At present, despite the Paris-based agency’s mandate “to ensure reliable, affordable and clean energy,” its widely-cited New Policies Scenario would put the Earth on track to a devastating 2.7 to 3.3°C average global warming.
The problem is that, “since that is the future the IEA emphasizes, energy decision-makers treat it as the default, most likely outcome, McKinnon explains. “The resulting policies and investments risk making it a self-fulfilling prophecy—past expansions of fossil fuel development in places like the Australian coal basins and Canadian tar sands have cited the IEA’s scenarios as justification for continued buildout.”
She adds that the IEA’s media releases treat its alternate Sustainable Development Scenario as “little more than a footnote”, but even that projection falls short of the Paris targets. “Both assume that fossil fuels will continue to dominate our energy mix for decades to come, an assumption that dangerously underestimates our collective ability to do what it is necessary to address this challenge.”

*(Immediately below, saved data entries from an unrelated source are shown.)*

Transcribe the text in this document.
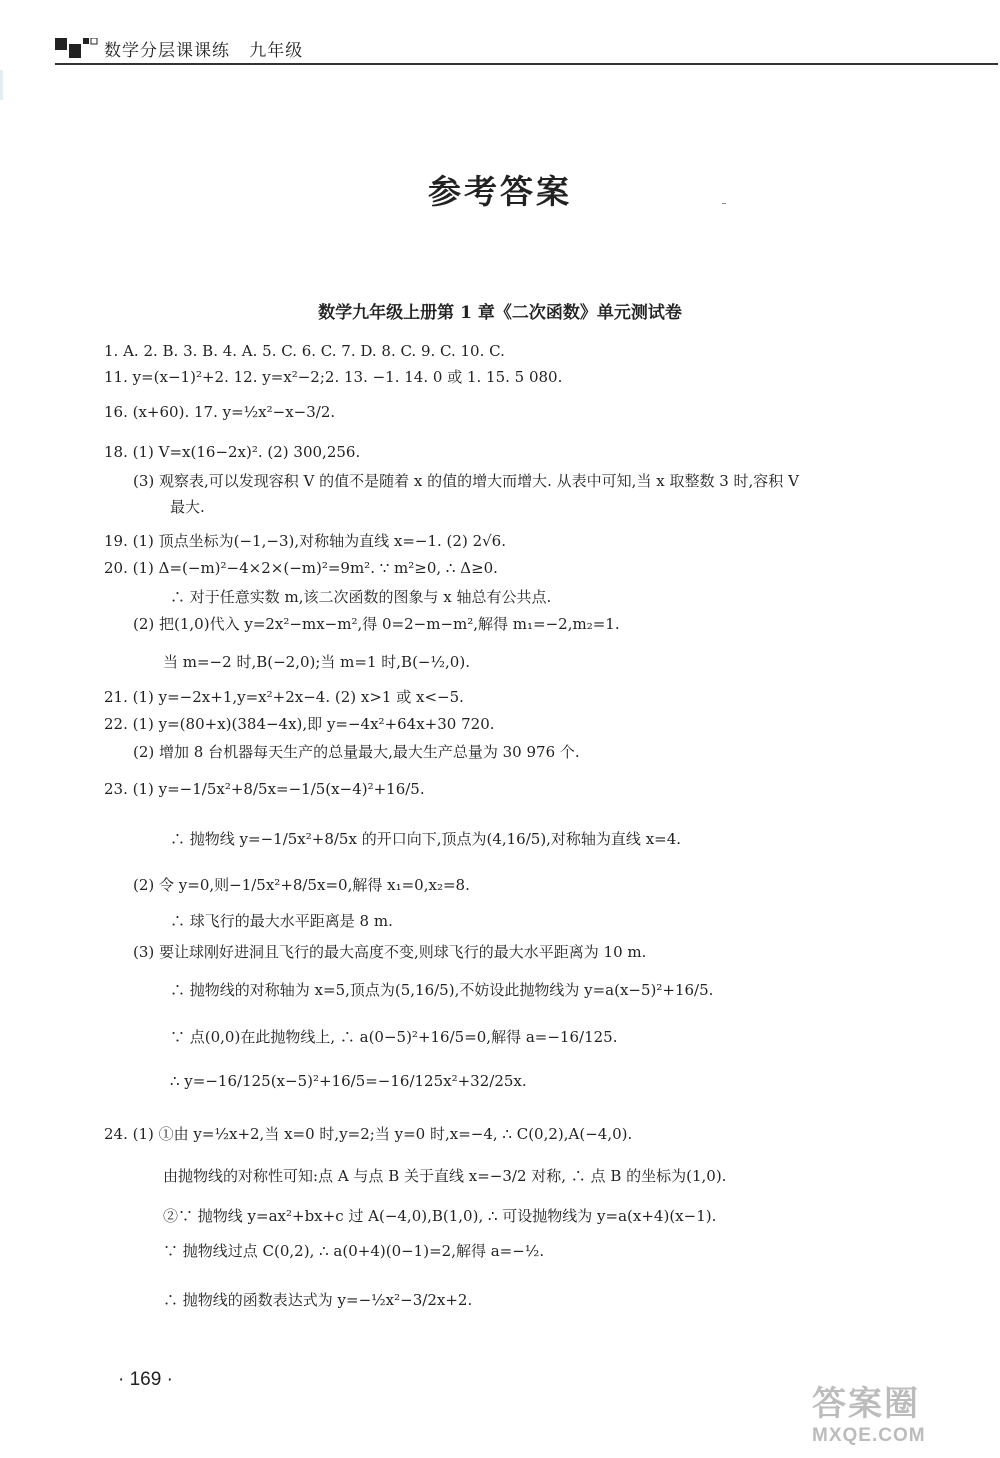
数学分层课课练 九年级
参考答案
数学九年级上册第 1 章《二次函数》单元测试卷
1. A. 2. B. 3. B. 4. A. 5. C. 6. C. 7. D. 8. C. 9. C. 10. C.
11. y=(x−1)²+2. 12. y=x²−2;2. 13. −1. 14. 0 或 1. 15. 5 080.
16. (x+60). 17. y=½x²−x−3/2.
18. (1) V=x(16−2x)². (2) 300,256.
(3) 观察表,可以发现容积 V 的值不是随着 x 的值的增大而增大. 从表中可知,当 x 取整数 3 时,容积 V
最大.
19. (1) 顶点坐标为(−1,−3),对称轴为直线 x=−1. (2) 2√6.
20. (1) Δ=(−m)²−4×2×(−m)²=9m². ∵ m²≥0, ∴ Δ≥0.
∴ 对于任意实数 m,该二次函数的图象与 x 轴总有公共点.
(2) 把(1,0)代入 y=2x²−mx−m²,得 0=2−m−m²,解得 m₁=−2,m₂=1.
当 m=−2 时,B(−2,0);当 m=1 时,B(−½,0).
21. (1) y=−2x+1,y=x²+2x−4. (2) x>1 或 x<−5.
22. (1) y=(80+x)(384−4x),即 y=−4x²+64x+30 720.
(2) 增加 8 台机器每天生产的总量最大,最大生产总量为 30 976 个.
23. (1) y=−1/5x²+8/5x=−1/5(x−4)²+16/5.
∴ 抛物线 y=−1/5x²+8/5x 的开口向下,顶点为(4,16/5),对称轴为直线 x=4.
(2) 令 y=0,则−1/5x²+8/5x=0,解得 x₁=0,x₂=8.
∴ 球飞行的最大水平距离是 8 m.
(3) 要让球刚好进洞且飞行的最大高度不变,则球飞行的最大水平距离为 10 m.
∴ 抛物线的对称轴为 x=5,顶点为(5,16/5),不妨设此抛物线为 y=a(x−5)²+16/5.
∵ 点(0,0)在此抛物线上, ∴ a(0−5)²+16/5=0,解得 a=−16/125.
∴ y=−16/125(x−5)²+16/5=−16/125x²+32/25x.
24. (1) ①由 y=½x+2,当 x=0 时,y=2;当 y=0 时,x=−4, ∴ C(0,2),A(−4,0).
由抛物线的对称性可知:点 A 与点 B 关于直线 x=−3/2 对称, ∴ 点 B 的坐标为(1,0).
②∵ 抛物线 y=ax²+bx+c 过 A(−4,0),B(1,0), ∴ 可设抛物线为 y=a(x+4)(x−1).
∵ 抛物线过点 C(0,2), ∴ a(0+4)(0−1)=2,解得 a=−½.
∴ 抛物线的函数表达式为 y=−½x²−3/2x+2.
· 169 ·
答案圈
MXQE.COM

With a new definition of climate leadership emerging, “we are living in times of exciting and unprecedented change,” McKinnon concludes. “Commitments and actions that would have been unthinkable just a few short years ago are challenging our assumptions and our imaginations. We cannot afford to underestimate ourselves by assuming that the future will do little more than follow the trends of the past. We must base our decisions on assuming success, and embrace the bold leadership it will take to get us there.”